Monday, February 18, 2013

Thesis Graphs


I'm pleased to say that, early on Thursday morning, I finished Chapter I of my thesis!  It's nice to know that the goal of being entirely finished by early April seems far more possible, now.  I'm still, unfortunately, behind schedule, but now, at least, I know that I'm more than 3/4 done with my writing.
I've made more than a dozen graphs thus far for my thesis, mostly for Chapter I, using a website called ChartGo.  This has mostly been in order to convey quantitative information in as simple and understandable a way as possible.  I thought that I would share a few of these with you; some of them are rather interesting.

This first graph depicts the world agriculture market from the time of the great stock market crash of 1929 (i.e. the beginning of the Great Depression) until 1938, the year before war broke out in Europe.  The purpose of this graph is to show the sort of economic pressure from which French farmers suffered leading up to the war.  Hundreds of thousands of French young people were emigrating from the countryside during these times, and the rural population was steadily aging.  It was not easy to work in agriculture during these times, and an increasing number of foreign workers (mostly from Belgium, Italy, and Spain) were needed to ensure that there would not be a labor deficit when harvest came.
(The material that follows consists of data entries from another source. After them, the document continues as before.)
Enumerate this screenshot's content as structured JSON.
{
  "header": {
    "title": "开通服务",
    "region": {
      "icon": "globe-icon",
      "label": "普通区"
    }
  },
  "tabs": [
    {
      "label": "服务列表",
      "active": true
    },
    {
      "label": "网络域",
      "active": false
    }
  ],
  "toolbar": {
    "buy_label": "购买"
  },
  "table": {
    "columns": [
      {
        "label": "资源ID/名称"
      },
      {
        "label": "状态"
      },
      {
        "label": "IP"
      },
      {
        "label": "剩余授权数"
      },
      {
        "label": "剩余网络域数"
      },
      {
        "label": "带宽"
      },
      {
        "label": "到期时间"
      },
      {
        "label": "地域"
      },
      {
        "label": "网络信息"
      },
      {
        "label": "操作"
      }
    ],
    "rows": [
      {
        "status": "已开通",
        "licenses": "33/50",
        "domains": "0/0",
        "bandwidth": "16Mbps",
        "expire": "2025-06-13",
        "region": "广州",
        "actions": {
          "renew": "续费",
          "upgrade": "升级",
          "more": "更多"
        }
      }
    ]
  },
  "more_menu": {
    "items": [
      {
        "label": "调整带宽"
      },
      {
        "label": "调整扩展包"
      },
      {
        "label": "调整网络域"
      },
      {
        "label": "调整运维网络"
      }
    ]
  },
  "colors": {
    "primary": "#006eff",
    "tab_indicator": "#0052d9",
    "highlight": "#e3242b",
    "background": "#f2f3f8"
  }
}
This second graph depicts crop yields of the various European countries throughout the 1930s, leading up to World War II.  (The unit measured on the y-axis is quintals per hectare.)  For those of you who don't know, yield in agriculture means the mass of crops harvested in a given area of land.  It's land efficiency, in other words.  Notice how low France is, with just over half of the yield of such countries as the Netherlands and Denmark?  France during this time was lagging, technologically, behind the rest of Europe.  There was not even running water in many rural French districts, let alone the kind of highly mechanized agriculture that was quickly catching on.  However, if you break France into districts over this time period, you will find that various regions of France have yields in excess of 30 quintals per hectare, the highest in all Europe!  How could this be, when the average is so low?  In fact, French farming was becoming increasingly divided, during this time, between a large class of peasant smallholders, and a small class of large landowners.  The former group was too poor to purchase many of the more expensive imported agricultural inputs (fertilizers and pesticides), and had fairly conservative mentalities regarding new agricultural techniques, preventing them from deepening their level of mechanization.  The large landowners had some of the highest-yielding and best-equipped farms in the world, whereas the peasants were barely managing to eke out a living.
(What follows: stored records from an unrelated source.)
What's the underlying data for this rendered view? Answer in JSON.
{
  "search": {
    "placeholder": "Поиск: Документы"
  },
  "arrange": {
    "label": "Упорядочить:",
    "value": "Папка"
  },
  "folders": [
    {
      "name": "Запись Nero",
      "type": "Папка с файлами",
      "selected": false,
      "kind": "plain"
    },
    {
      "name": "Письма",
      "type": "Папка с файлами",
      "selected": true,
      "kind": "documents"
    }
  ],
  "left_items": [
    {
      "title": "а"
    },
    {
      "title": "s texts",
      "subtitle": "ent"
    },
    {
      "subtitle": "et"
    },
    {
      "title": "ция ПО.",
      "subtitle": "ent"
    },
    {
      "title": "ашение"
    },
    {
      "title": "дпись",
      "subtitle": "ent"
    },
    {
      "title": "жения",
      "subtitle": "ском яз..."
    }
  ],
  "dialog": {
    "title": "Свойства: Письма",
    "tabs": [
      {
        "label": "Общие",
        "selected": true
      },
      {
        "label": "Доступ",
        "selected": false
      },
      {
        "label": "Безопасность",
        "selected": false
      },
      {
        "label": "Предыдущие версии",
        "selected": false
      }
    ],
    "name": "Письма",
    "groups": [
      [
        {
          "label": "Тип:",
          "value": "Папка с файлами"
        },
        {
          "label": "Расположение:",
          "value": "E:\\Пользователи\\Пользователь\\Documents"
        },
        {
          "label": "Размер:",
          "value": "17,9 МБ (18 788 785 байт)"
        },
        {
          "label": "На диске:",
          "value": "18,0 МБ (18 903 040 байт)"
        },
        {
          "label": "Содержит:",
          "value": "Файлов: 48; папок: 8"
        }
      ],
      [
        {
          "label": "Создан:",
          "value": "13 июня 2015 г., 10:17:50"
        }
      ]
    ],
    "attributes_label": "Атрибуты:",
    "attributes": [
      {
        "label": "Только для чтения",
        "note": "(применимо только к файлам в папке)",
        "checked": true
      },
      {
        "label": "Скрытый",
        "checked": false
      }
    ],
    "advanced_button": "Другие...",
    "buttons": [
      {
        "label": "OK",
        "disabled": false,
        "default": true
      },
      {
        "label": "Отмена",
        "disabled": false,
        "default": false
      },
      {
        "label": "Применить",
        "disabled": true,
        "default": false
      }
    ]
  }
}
 This third graph gives some idea of just what the French were producing during these year.  I needed to leave out rye and wine, the next two largest crops.

This fourth and final graph is cultural rather than strictly economic, although it has economic causes.  Quite simply, it shows the trend we are seeing everywhere in the world: as people become wealthier, they eat more meat.  This trend is as evident for 21st-century Africa as it is for 19th-century Europe.  Here I trace food consumption from shortly after the dawn of the Third Republic (established 1871) until just a few years before World War II began.  You may notice that there is no figure for 1914-1919 here.  Those of you who are students of history will understand this anomaly: World War I lasted 1914-1918, and 1919 wasn't a wholly normal year, either, for that matter.  There therefore aren't data available for these years.

This is literally only a fraction of the graphs that I've made so far, and I'll probably construct several more before my thesis is finished.  I hope that these data and my explanations have been entertaining.